明日の君と(久野義文)

水紋

 「きのうの夜、事務所から電話があって、今度の舞台の主役は君だと。びっくりしました」

 今でも信じられないという彼女の表情は輝いていた。今、高校1年生。

 最初の出会いは彼女が中学生の時だった。ミュージカル「赤毛のアン」のオーディションに合格。その時から「女優になるのが夢」と語っていた。その夢を夢のままに終わらせるのではなく、自分の力で女優への階段を一歩一歩、上り始めた。

 東京にある劇団「ハーベスト」に入団。10代、20代の女性だけの劇団だ。彼女は最年少である。自分に、周囲に甘えることなく、学業と両立させながら、学校が休みの日は自宅と東京を1人で往復。レッスンに励み、自分を磨いてきた。

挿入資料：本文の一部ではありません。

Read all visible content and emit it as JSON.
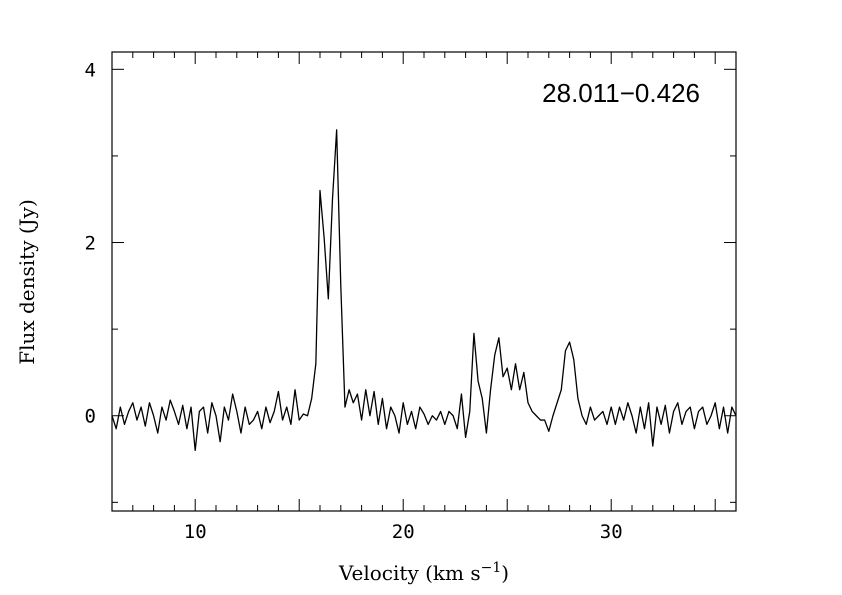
{
  "chart_data": {
    "type": "line",
    "title": "",
    "annotation": "28.011−0.426",
    "xlabel": "Velocity (km s",
    "xlabel_superscript": "−1",
    "xlabel_suffix": ")",
    "ylabel": "Flux density (Jy)",
    "xlim": [
      6.0,
      36.0
    ],
    "ylim": [
      -1.1,
      4.2
    ],
    "x_ticks": [
      10,
      20,
      30
    ],
    "x_tick_labels": [
      "10",
      "20",
      "30"
    ],
    "y_ticks": [
      0,
      2,
      4
    ],
    "y_tick_labels": [
      "0",
      "2",
      "4"
    ],
    "grid": false,
    "line_color": "#000000",
    "series": [
      {
        "x": [
          6.0,
          6.2,
          6.4,
          6.6,
          6.8,
          7.0,
          7.2,
          7.4,
          7.6,
          7.8,
          8.0,
          8.2,
          8.4,
          8.6,
          8.8,
          9.0,
          9.2,
          9.4,
          9.6,
          9.8,
          10.0,
          10.2,
          10.4,
          10.6,
          10.8,
          11.0,
          11.2,
          11.4,
          11.6,
          11.8,
          12.0,
          12.2,
          12.4,
          12.6,
          12.8,
          13.0,
          13.2,
          13.4,
          13.6,
          13.8,
          14.0,
          14.2,
          14.4,
          14.6,
          14.8,
          15.0,
          15.2,
          15.4,
          15.6,
          15.8,
          16.0,
          16.2,
          16.4,
          16.6,
          16.8,
          17.0,
          17.2,
          17.4,
          17.6,
          17.8,
          18.0,
          18.2,
          18.4,
          18.6,
          18.8,
          19.0,
          19.2,
          19.4,
          19.6,
          19.8,
          20.0,
          20.2,
          20.4,
          20.6,
          20.8,
          21.0,
          21.2,
          21.4,
          21.6,
          21.8,
          22.0,
          22.2,
          22.4,
          22.6,
          22.8,
          23.0,
          23.2,
          23.4,
          23.6,
          23.8,
          24.0,
          24.2,
          24.4,
          24.6,
          24.8,
          25.0,
          25.2,
          25.4,
          25.6,
          25.8,
          26.0,
          26.2,
          26.4,
          26.6,
          26.8,
          27.0,
          27.2,
          27.4,
          27.6,
          27.8,
          28.0,
          28.2,
          28.4,
          28.6,
          28.8,
          29.0,
          29.2,
          29.4,
          29.6,
          29.8,
          30.0,
          30.2,
          30.4,
          30.6,
          30.8,
          31.0,
          31.2,
          31.4,
          31.6,
          31.8,
          32.0,
          32.2,
          32.4,
          32.6,
          32.8,
          33.0,
          33.2,
          33.4,
          33.6,
          33.8,
          34.0,
          34.2,
          34.4,
          34.6,
          34.8,
          35.0,
          35.2,
          35.4,
          35.6,
          35.8,
          36.0
        ],
        "y": [
          0.0,
          -0.15,
          0.1,
          -0.1,
          0.05,
          0.15,
          -0.05,
          0.1,
          -0.12,
          0.15,
          0.0,
          -0.2,
          0.1,
          -0.05,
          0.18,
          0.05,
          -0.1,
          0.12,
          -0.15,
          0.1,
          -0.4,
          0.05,
          0.1,
          -0.2,
          0.15,
          0.0,
          -0.3,
          0.1,
          -0.05,
          0.25,
          0.05,
          -0.2,
          0.1,
          -0.1,
          -0.05,
          0.05,
          -0.15,
          0.1,
          -0.08,
          0.05,
          0.28,
          -0.05,
          0.1,
          -0.1,
          0.3,
          -0.05,
          0.02,
          0.0,
          0.2,
          0.6,
          2.6,
          2.05,
          1.35,
          2.5,
          3.3,
          1.5,
          0.1,
          0.3,
          0.15,
          0.25,
          -0.05,
          0.3,
          0.0,
          0.28,
          -0.1,
          0.2,
          -0.15,
          0.1,
          0.0,
          -0.2,
          0.15,
          -0.1,
          0.05,
          -0.15,
          0.1,
          0.02,
          -0.1,
          0.0,
          -0.05,
          0.05,
          -0.1,
          0.05,
          0.0,
          -0.15,
          0.25,
          -0.25,
          0.05,
          0.95,
          0.4,
          0.2,
          -0.2,
          0.3,
          0.7,
          0.9,
          0.45,
          0.55,
          0.3,
          0.6,
          0.3,
          0.5,
          0.15,
          0.05,
          0.0,
          -0.05,
          -0.05,
          -0.18,
          0.0,
          0.15,
          0.3,
          0.75,
          0.85,
          0.65,
          0.2,
          0.0,
          -0.1,
          0.1,
          -0.05,
          0.0,
          0.05,
          -0.1,
          0.1,
          -0.1,
          0.1,
          -0.05,
          0.15,
          0.0,
          -0.2,
          0.1,
          -0.15,
          0.15,
          -0.35,
          0.1,
          -0.1,
          0.12,
          -0.2,
          0.05,
          0.15,
          -0.1,
          0.05,
          0.1,
          -0.15,
          0.05,
          0.1,
          -0.1,
          0.0,
          0.15,
          -0.15,
          0.1,
          -0.2,
          0.1,
          0.0
        ]
      }
    ]
  }
}
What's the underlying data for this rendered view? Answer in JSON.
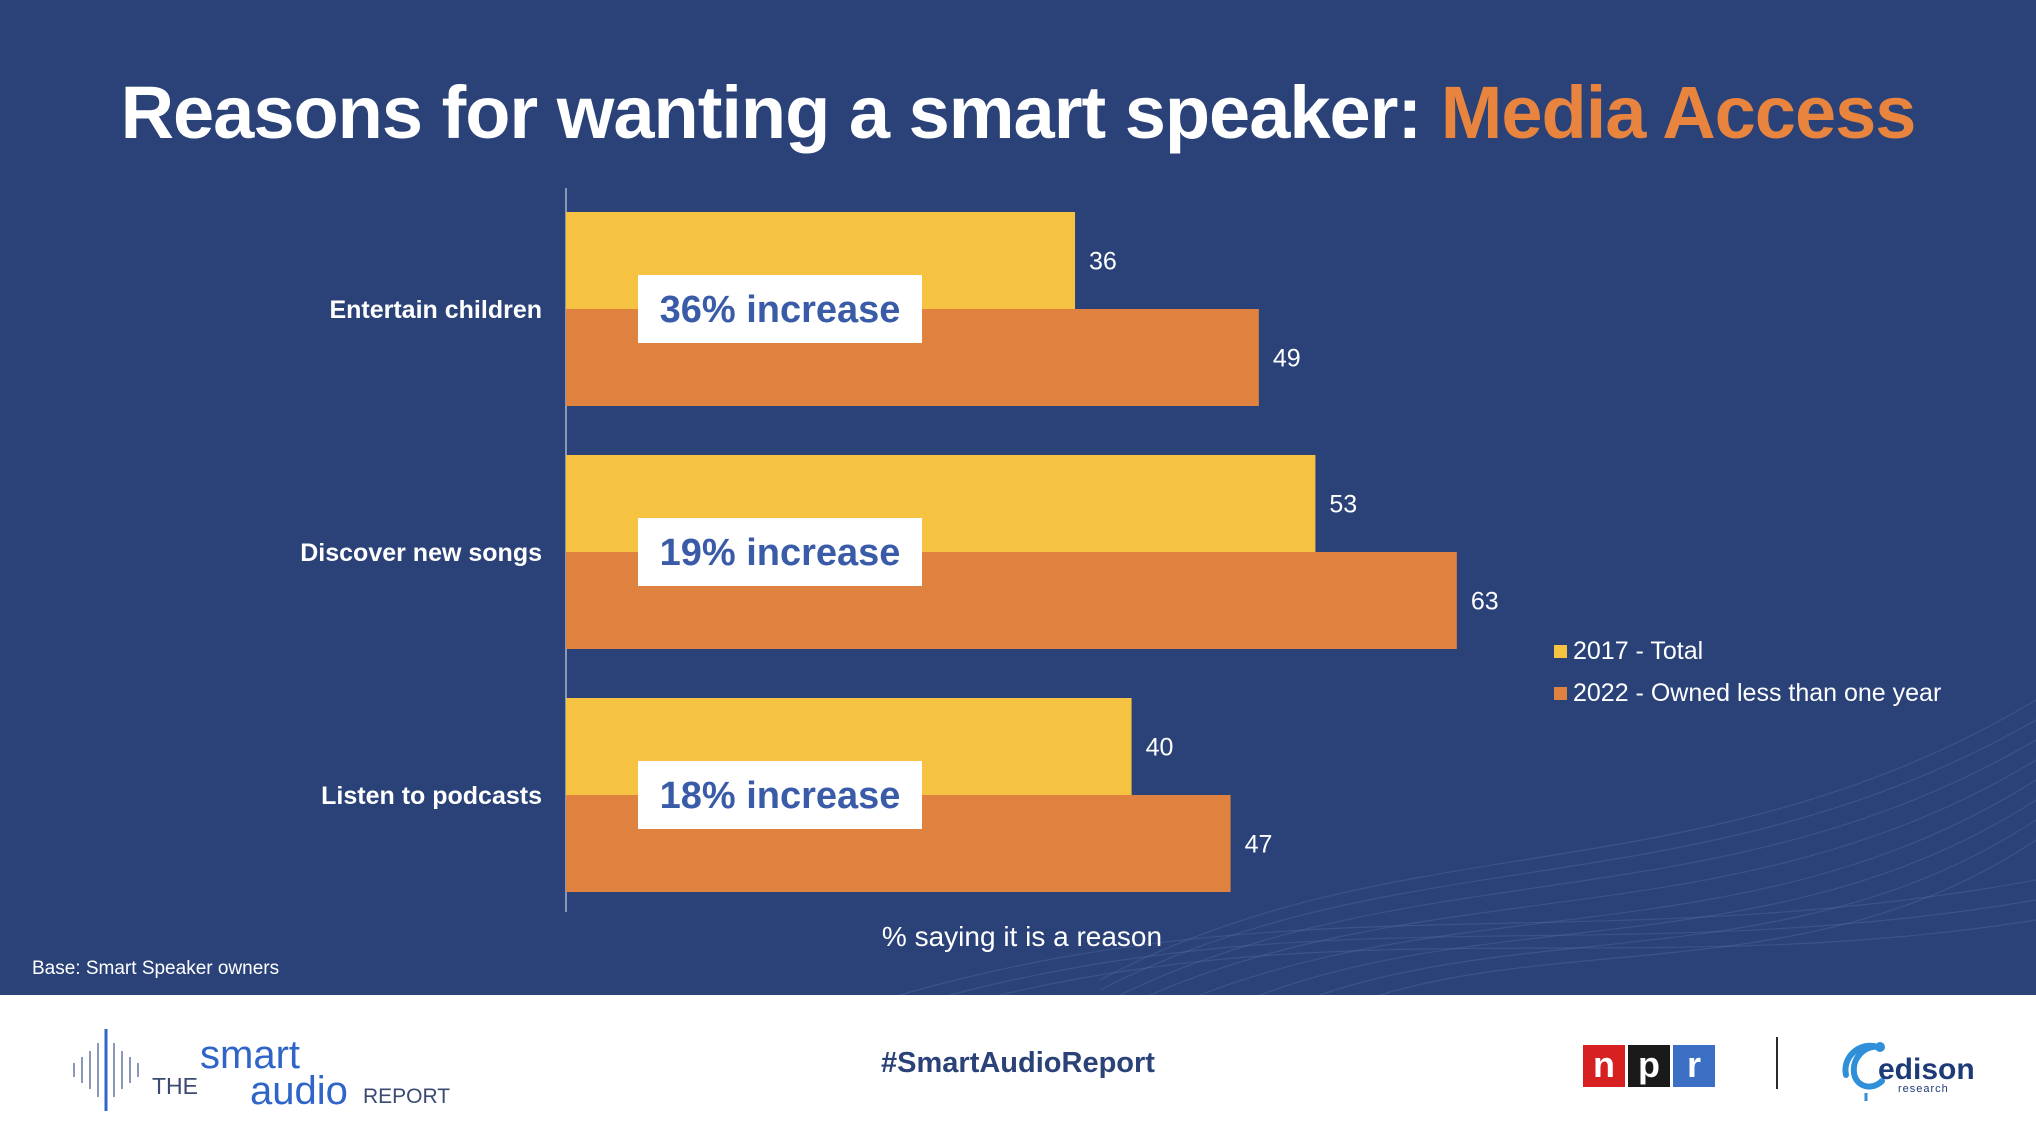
{
  "title": {
    "main": "Reasons for wanting a smart speaker:",
    "accent": "Media Access"
  },
  "chart_data": {
    "type": "bar",
    "orientation": "horizontal",
    "categories": [
      "Entertain children",
      "Discover new songs",
      "Listen to podcasts"
    ],
    "series": [
      {
        "name": "2017 - Total",
        "color": "#f5c242",
        "values": [
          36,
          53,
          40
        ]
      },
      {
        "name": "2022 - Owned less than one year",
        "color": "#e0823f",
        "values": [
          49,
          63,
          47
        ]
      }
    ],
    "annotations": [
      "36% increase",
      "19% increase",
      "18% increase"
    ],
    "xlabel": "% saying it is a reason",
    "xlim": [
      0,
      100
    ],
    "legend_position": "right"
  },
  "base_note": "Base: Smart Speaker owners",
  "footer": {
    "logo_the": "THE",
    "logo_smart": "smart",
    "logo_audio": "audio",
    "logo_report": "REPORT",
    "hashtag": "#SmartAudioReport",
    "npr_letters": [
      "n",
      "p",
      "r"
    ],
    "npr_colors": [
      "#d62021",
      "#1a1a1a",
      "#3a6fc4"
    ],
    "edison_word": "edison",
    "edison_sub": "research"
  }
}
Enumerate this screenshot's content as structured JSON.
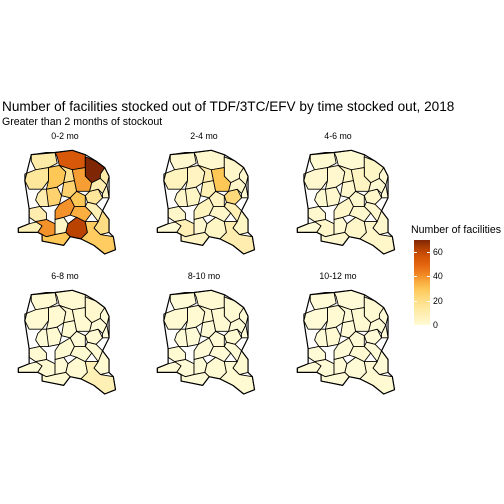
{
  "title": "Number of facilities stocked out of TDF/3TC/EFV by time stocked out, 2018",
  "subtitle": "Greater than 2 months of stockout",
  "legend": {
    "title": "Number of facilities",
    "ticks": [
      "60",
      "40",
      "20",
      "0"
    ],
    "scale_min": 0,
    "scale_max": 70,
    "low_color": "#fffbd6",
    "high_color": "#7f2704"
  },
  "panels": [
    {
      "label": "0-2 mo",
      "values": [
        8,
        40,
        4,
        10,
        25,
        55,
        70,
        12,
        15,
        10,
        30,
        18,
        25,
        38,
        40,
        30,
        62,
        35,
        15,
        8,
        10,
        12,
        5,
        20,
        28,
        30
      ]
    },
    {
      "label": "2-4 mo",
      "values": [
        0,
        8,
        2,
        3,
        4,
        2,
        3,
        2,
        6,
        3,
        5,
        10,
        8,
        30,
        6,
        5,
        4,
        3,
        22,
        8,
        3,
        2,
        1,
        4,
        10,
        5
      ]
    },
    {
      "label": "4-6 mo",
      "values": [
        0,
        3,
        1,
        2,
        2,
        1,
        4,
        1,
        2,
        1,
        2,
        4,
        2,
        5,
        3,
        2,
        3,
        2,
        3,
        2,
        1,
        1,
        0,
        2,
        3,
        2
      ]
    },
    {
      "label": "6-8 mo",
      "values": [
        0,
        1,
        0,
        1,
        1,
        1,
        2,
        1,
        1,
        0,
        1,
        1,
        1,
        1,
        1,
        0,
        1,
        1,
        1,
        1,
        0,
        0,
        0,
        1,
        8,
        1
      ]
    },
    {
      "label": "8-10 mo",
      "values": [
        0,
        0,
        0,
        1,
        0,
        1,
        1,
        0,
        1,
        0,
        1,
        1,
        0,
        1,
        0,
        0,
        1,
        0,
        1,
        0,
        0,
        0,
        0,
        1,
        1,
        0
      ]
    },
    {
      "label": "10-12 mo",
      "values": [
        0,
        0,
        0,
        0,
        1,
        0,
        1,
        0,
        0,
        0,
        1,
        0,
        0,
        1,
        0,
        0,
        0,
        1,
        0,
        0,
        0,
        0,
        0,
        0,
        1,
        0
      ]
    }
  ]
}
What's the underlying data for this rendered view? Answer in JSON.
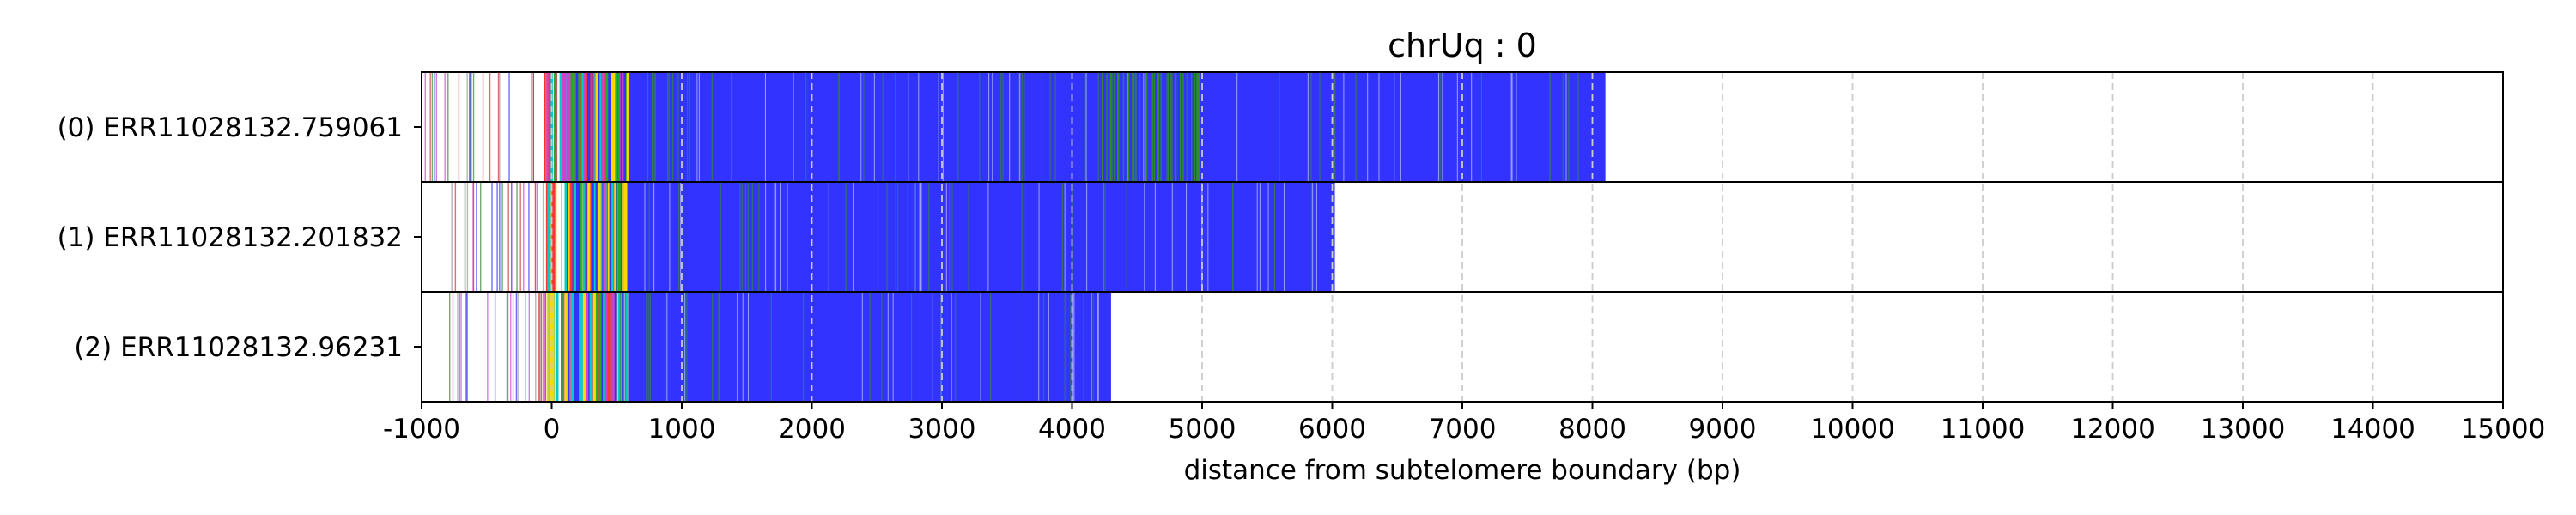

 その一生懸命さ、熱い思いが実った。今は本番に向けて1人で東京に暮らし、連日、稽古に明け暮れている。母親は「たぶん頑張っているでしょう」と娘を信頼する。

 己の力を信じて、ひたむきに努力する。その結果、道が開ける。10代だからこそ持つパワー、エネルギーに圧倒される。

 葛岡有さん。彼女が初めて主役を務める舞台は28日、東京の下北沢にある劇場で開幕する。等身大の高校生の役だ。タイトルは「明日の君とシャララララ」。とても弾けた明るいタイトルだ。そう、明日が来ない日はない。

 千秋楽が4月1日。彼女自身、1年生から2年生になる。また新たな始まりだ。君の前には、無限の可能性が広がっている。